A la manière de Lucien de Rubempré dans Illusions perdues, Duroy est fasciné par les facilités qu’offre le métier. Comme chez Balzac, le journaliste ne paie pas sa place au spectacle ; en entrant aux Folies-Bergères, alors que Duroy lui fait remarquer qu’il a omis de passer au guichet, Forestier lui répond d’un ton important : « Avec moi on ne paie pas. »
Un soir, Duroy est invité à dîner chez Forestier en présence de M. Walter, directeur de La Vie française. Au cours du repas, Duroy brille en racontant son séjour en Afrique, il captive son auditoire au point que M. Walter lui commande une série d’articles sous le titre Souvenirs d’un chasseur d’Afrique. Rentré chez lui, Duroy est poursuivi par l’article à rédiger et sent que son cerveau ne sera soulagé qu’une fois la tâche accomplie. Il se lance aussitôt dans le travail d’écriture, mais sèche devant la page blanche. Il lui est impossible de mettre noir sur blanc les souvenirs d’Afrique qu’il avait spontanément et brillamment racontés au dîner. Les mots ne viennent pas et les idées ne s’enchaînent pas. Le lendemain matin, Duroy reste complètement paralysé et ne voit plus qu’une solution, s’en remettre à Forestier pour qu’il le dépanne. Complètement débordé ce jour-là, Forestier lui conseille d’aller voir sa femme, qui est sa collaboratrice et qui pourra lui donner un coup de main. Recevant Duroy, Mme Forestier lui déclare : « Oui, je vous arrangerai la chose. Je ferai la sauce, mais il me faut le plat. » Comme un prêtre au confessionnal, elle le presse de questions et lui demande un maximum de détails. Grâce à son savoir-faire, elle met en forme les souvenirs de Duroy, elle brode et invente des détails susceptibles d’accrocher l’attention du lecteur, pratiquant ce qu’on appellerait aujourd’hui le « bidonnage ». Auprès de Mme Forestier, Duroy apprend le métier et prend de l’aisance en rédigeant des échos pour La Vie française, si bien qu’au bout de quelques temps il acquiert ce que Maupassant appelle la « souplesse de la plume. »
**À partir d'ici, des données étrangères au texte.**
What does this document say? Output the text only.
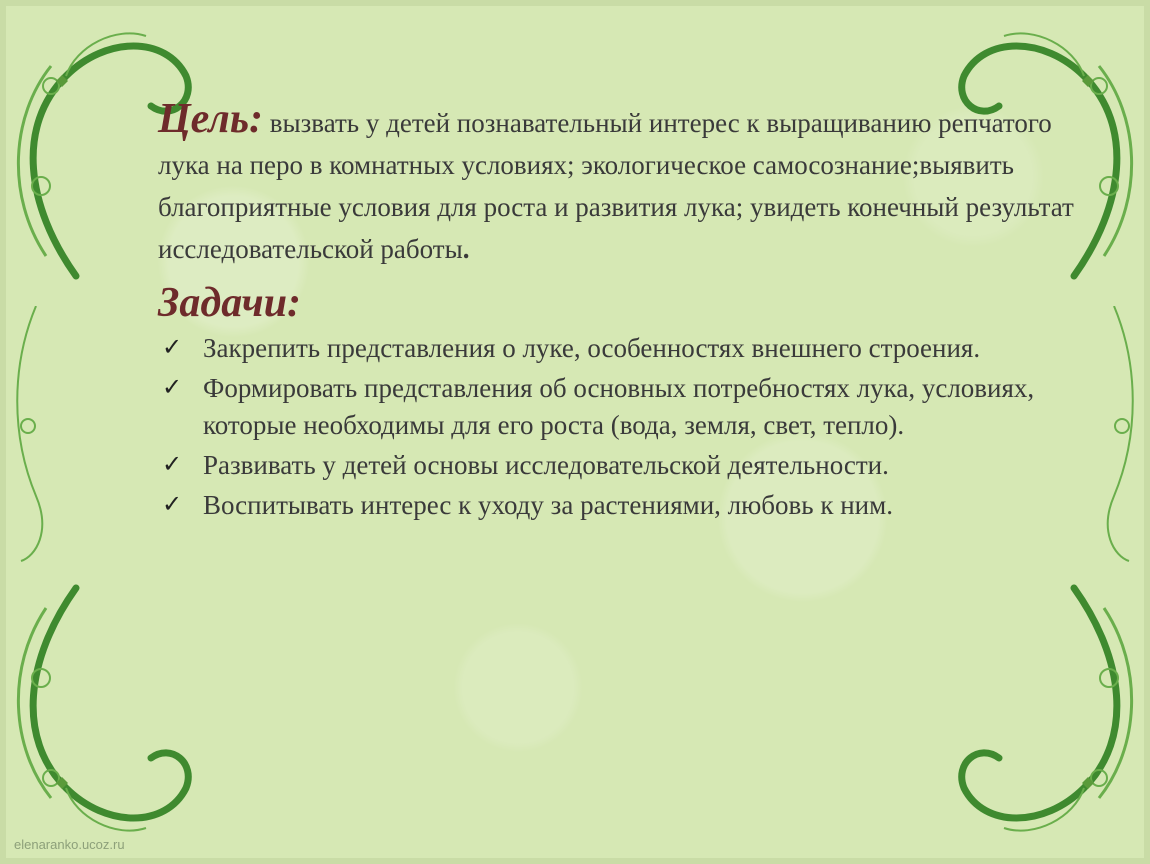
Цель: вызвать у детей познавательный интерес к выращиванию репчатого лука на перо в комнатных условиях; экологическое самосознание;выявить благоприятные условия для роста и развития лука; увидеть конечный результат исследовательской работы.

Задачи:
✓ Закрепить представления о луке, особенностях внешнего строения.
✓ Формировать представления об основных потребностях лука, условиях, которые необходимы для его роста (вода, земля, свет, тепло).
✓ Развивать у детей основы исследовательской деятельности.
✓ Воспитывать интерес к уходу за растениями, любовь к ним.
elenaranko.ucoz.ru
Dans l’exercice de l’activité de journaliste, Duroy
compense son absence de bagage culturel par son caractère et son culot
Duroy n’a pas fait d’études et n’est pas cultivé. Quand devant lui un rédacteur fait référence à Balzac, il ne comprend pas, n’ayant jamais lu Balzac de sa vie. Mais peu importe que Duroy soit un être inculte, il compense cette lacune par sa force de caractère : il est volontaire, roublard, débrouillard et plein de culot. Bref, il a les qualités requises pour l’exercice du métier de journaliste. Duroy réussit même à ce que son absence de bagage culturel soit un atout. Dépourvu de conviction, il n’a aucun état d’âme à mettre sa plume au service des idées défendues par son employeur. Maupassant donne en exemple un confrère de Duroy qui « passait d’une rédaction dans une autre comme on change de restaurant, s’apercevant à peine que la cuisine n’avait pas tout à fait le même goût. » Or, poursuit Maupassant, « les inspirateurs et véritables rédacteurs de La Vie française étaient une demi-douzaine de députés intéressés dans toutes les spéculations que lançait ou que soutenait le directeur. On les nommait à la Chambre “la bande à Walter” et on les enviait parce qu’ils devaient gagner de l’argent avec lui et par lui. » Duroy, par sa souplesse d’esprit, devient l’homme de la situation. Il gravit les échelons à La Vie française et devient indispensable à ses commanditaires. Mais malheur à qui viendrait le limiter au rôle d’idiot utile ! Duroy n’est pas né de la dernière pluie et entend compter parmi les bénéficiaires des combinaisons de la bande à Walter.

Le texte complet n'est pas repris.